Electronegativity-Induced Charge Balancing to Boost Stability and Activity of Amorphous Electrocatalysts (vol 34, 2100537, 2022)

Amorphization is an efficient strategy to activate intrinsically inert catalysts. However, the low crystallinity of amorphous catalysts often causes high solubility and poor electrochemical stability in aqueous solution. Here, a different mechanism is developed to simultaneously stabilize and activate the water-soluble amorphous MoSxOy via a charge-balancing strategy, which is induced by different electronegativity between the co-dopants Rh (2.28) and Sn (1.96).
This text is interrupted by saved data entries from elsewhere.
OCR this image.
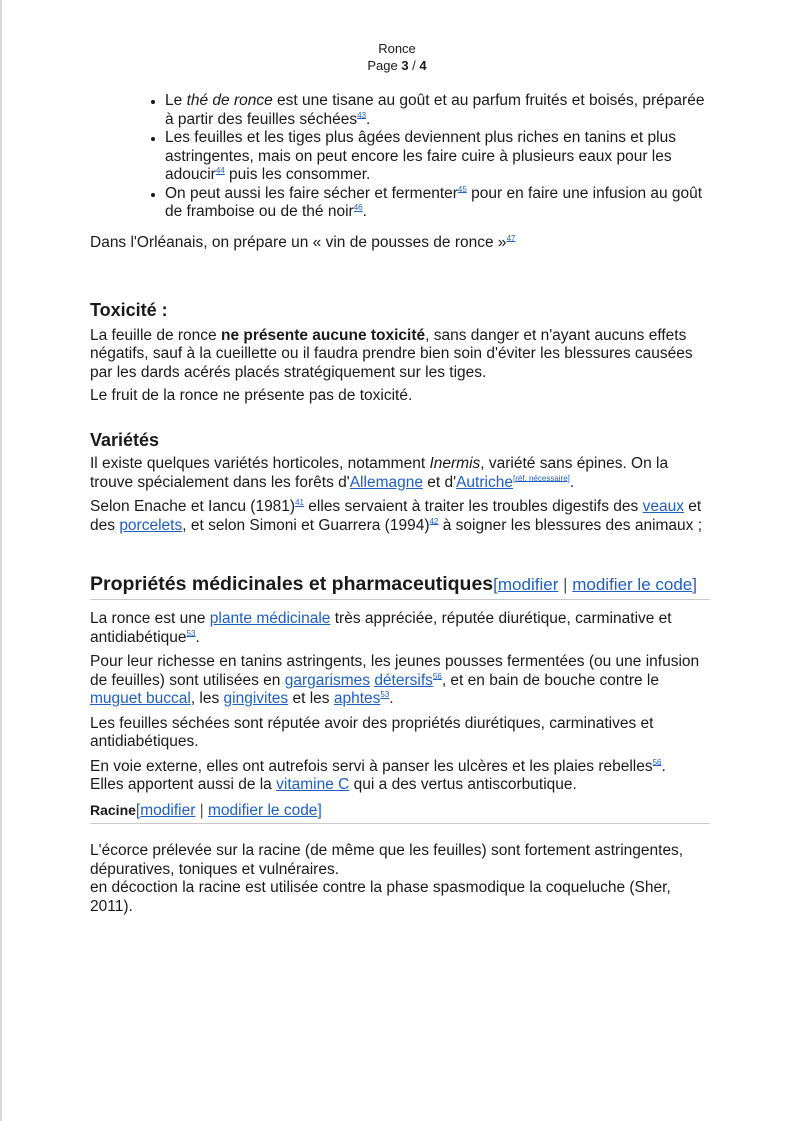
Ronce
Page 3 / 4
• Le thé de ronce est une tisane au goût et au parfum fruités et boisés, préparée à partir des feuilles séchées$^{43}$.
• Les feuilles et les tiges plus âgées deviennent plus riches en tanins et plus astringentes, mais on peut encore les faire cuire à plusieurs eaux pour les adoucir$^{44}$ puis les consommer.
• On peut aussi les faire sécher et fermenter$^{45}$ pour en faire une infusion au goût de framboise ou de thé noir$^{46}$.

Dans l'Orléanais, on prépare un « vin de pousses de ronce »$^{47}$

Toxicité :

La feuille de ronce ne présente aucune toxicité, sans danger et n'ayant aucuns effets négatifs, sauf à la cueillette ou il faudra prendre bien soin d'éviter les blessures causées par les dards acérés placés stratégiquement sur les tiges.

Le fruit de la ronce ne présente pas de toxicité.

Variétés

Il existe quelques variétés horticoles, notamment Inermis, variété sans épines. On la trouve spécialement dans les forêts d'Allemagne et d'Autriche[réf. nécessaire].

Selon Enache et Iancu (1981)$^{41}$ elles servaient à traiter les troubles digestifs des veaux et des porcelets, et selon Simoni et Guarrera (1994)$^{42}$ à soigner les blessures des animaux ;

Propriétés médicinales et pharmaceutiques[modifier | modifier le code]

La ronce est une plante médicinale très appréciée, réputée diurétique, carminative et antidiabétique$^{53}$.

Pour leur richesse en tanins astringents, les jeunes pousses fermentées (ou une infusion de feuilles) sont utilisées en gargarismes détersifs$^{56}$, et en bain de bouche contre le muguet buccal, les gingivites et les aphtes$^{53}$.

Les feuilles séchées sont réputée avoir des propriétés diurétiques, carminatives et antidiabétiques.

En voie externe, elles ont autrefois servi à panser les ulcères et les plaies rebelles$^{56}$.
Elles apportent aussi de la vitamine C qui a des vertus antiscorbutique.

Racine[modifier | modifier le code]

L'écorce prélevée sur la racine (de même que les feuilles) sont fortement astringentes, dépuratives, toniques et vulnéraires.

en décoction la racine est utilisée contre la phase spasmodique la coqueluche (Sher, 2011).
The electron-rich Sn prefers to stabilize the unstable apical O sites in MoSxOy through charge transfer, which can prevent the H from attacking. Meanwhile, the Rh, as the charge regulator, shifts the main active sites on the basal plane from inert Sn to active apical Rh sites. As a result, the amorphous RhSn-MoSxOy exhibits drastic enhancement in electrochemical stability (eta(10) increases only by 12 mV) after 1000 cycles and a distinct activity (eta(10): 26 mV and Tafel: 30.8 mV dec(-1)) for the hydrogen evolution reaction in acidic solution. This work paves a route for turning impracticably water-soluble catalysts into treasure and inspires new ideas to design high-performance amorphous electrocatalysts.